Another Kandahar resident Bismillah, who attended the Eid prayers at the Eidgah mosque, said, "I'm so happy that I can't even describe it".
"I had a dream to pray alongside my supreme leader, to hear his voice or to see him," he told AFP.
Akhundzada's low profile has fed speculation about his role in the new Taliban government, formed after the group took control of Kabul on August 15 — and even rumours of his death.
His public profile has largely been limited to the release of messages during Islamic holidays from his office in Kandahar.
In October, Akhundzada visited the Darul Uloom Hakimiah mosque in the southern city, according to an audio recording circulated by Taliban social media accounts.
On Friday, in a message released ahead of Eidul Fitr, he made no mention of the bloodshed that had rocked Afghanistan over Ramazan, instead praising the Taliban's building of "a strong Islamic and national army" and "strong intelligence organisation".
In Kabul, Prime Minister Mohammad Hassan Akhund held Eid prayers at the palace, where he slammed Washington for intervening in Afghanistan's internal affairs.
"Didn't they (Washington) withhold the wealth of this country which was in its bank?

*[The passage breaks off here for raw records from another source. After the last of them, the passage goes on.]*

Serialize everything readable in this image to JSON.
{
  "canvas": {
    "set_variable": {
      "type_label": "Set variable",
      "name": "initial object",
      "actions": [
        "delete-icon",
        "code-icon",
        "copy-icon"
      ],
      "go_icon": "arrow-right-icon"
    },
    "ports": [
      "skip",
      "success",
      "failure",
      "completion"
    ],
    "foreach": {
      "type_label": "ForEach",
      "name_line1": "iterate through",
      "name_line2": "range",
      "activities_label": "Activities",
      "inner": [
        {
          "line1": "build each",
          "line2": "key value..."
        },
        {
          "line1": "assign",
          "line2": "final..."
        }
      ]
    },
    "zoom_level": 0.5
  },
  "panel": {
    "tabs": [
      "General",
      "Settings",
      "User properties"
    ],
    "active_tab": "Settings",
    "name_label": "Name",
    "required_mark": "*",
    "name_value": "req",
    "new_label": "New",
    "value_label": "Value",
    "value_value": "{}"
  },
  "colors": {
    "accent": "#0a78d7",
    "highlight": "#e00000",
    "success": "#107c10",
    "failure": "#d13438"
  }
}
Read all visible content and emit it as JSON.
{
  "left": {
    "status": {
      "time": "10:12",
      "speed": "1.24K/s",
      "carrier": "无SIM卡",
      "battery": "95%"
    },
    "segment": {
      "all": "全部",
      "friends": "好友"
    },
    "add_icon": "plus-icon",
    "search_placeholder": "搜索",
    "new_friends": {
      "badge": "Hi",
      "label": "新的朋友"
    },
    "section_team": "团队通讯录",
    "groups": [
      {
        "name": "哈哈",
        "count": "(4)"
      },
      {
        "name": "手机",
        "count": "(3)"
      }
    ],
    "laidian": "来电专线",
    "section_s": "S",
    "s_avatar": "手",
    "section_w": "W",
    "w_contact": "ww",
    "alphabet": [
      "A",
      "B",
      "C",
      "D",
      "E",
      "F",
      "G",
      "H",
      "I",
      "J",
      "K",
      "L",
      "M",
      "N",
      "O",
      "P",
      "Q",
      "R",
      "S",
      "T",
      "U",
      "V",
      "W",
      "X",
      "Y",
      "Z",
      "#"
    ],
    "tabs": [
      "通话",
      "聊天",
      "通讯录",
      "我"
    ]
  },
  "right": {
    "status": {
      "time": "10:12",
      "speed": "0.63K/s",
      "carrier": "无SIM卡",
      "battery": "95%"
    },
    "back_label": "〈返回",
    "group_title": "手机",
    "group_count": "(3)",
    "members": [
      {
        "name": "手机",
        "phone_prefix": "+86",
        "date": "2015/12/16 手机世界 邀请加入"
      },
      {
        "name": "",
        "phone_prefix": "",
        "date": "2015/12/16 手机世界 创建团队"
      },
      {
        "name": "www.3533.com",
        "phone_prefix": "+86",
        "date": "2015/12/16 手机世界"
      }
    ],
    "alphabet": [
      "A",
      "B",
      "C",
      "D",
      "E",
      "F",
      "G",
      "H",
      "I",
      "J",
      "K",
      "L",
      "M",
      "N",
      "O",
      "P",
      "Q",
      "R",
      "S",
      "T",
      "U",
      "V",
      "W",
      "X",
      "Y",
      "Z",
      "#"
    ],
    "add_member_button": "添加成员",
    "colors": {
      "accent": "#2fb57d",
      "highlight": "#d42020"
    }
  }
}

Isn't that intervention in this country?" Akhund said in a statement released by the authorities.
Washington seized billions of dollars of Afghanistan's assets after it withdrew in August, deepening a humanitarian crisis in the country.
Many Afghans in Kabul preferred to stay indoors on Sunday rather than pray at mosques after the recent deadly attacks.
"The situation of our people is very sad, especially after what happened in the mosques," Kabul resident Ahmad Shah Hashemi told AFP.
"Many young and old people have been martyred. The people of Afghanistan have nothing but sorrow."
The deadliest attack during Ramazan was in the northern province of Kunduz, where a bomb ripped through a mosque as a group of Sufis performed rituals.
At least 36 people were killed and scores more were wounded. No group has so far claimed that attack.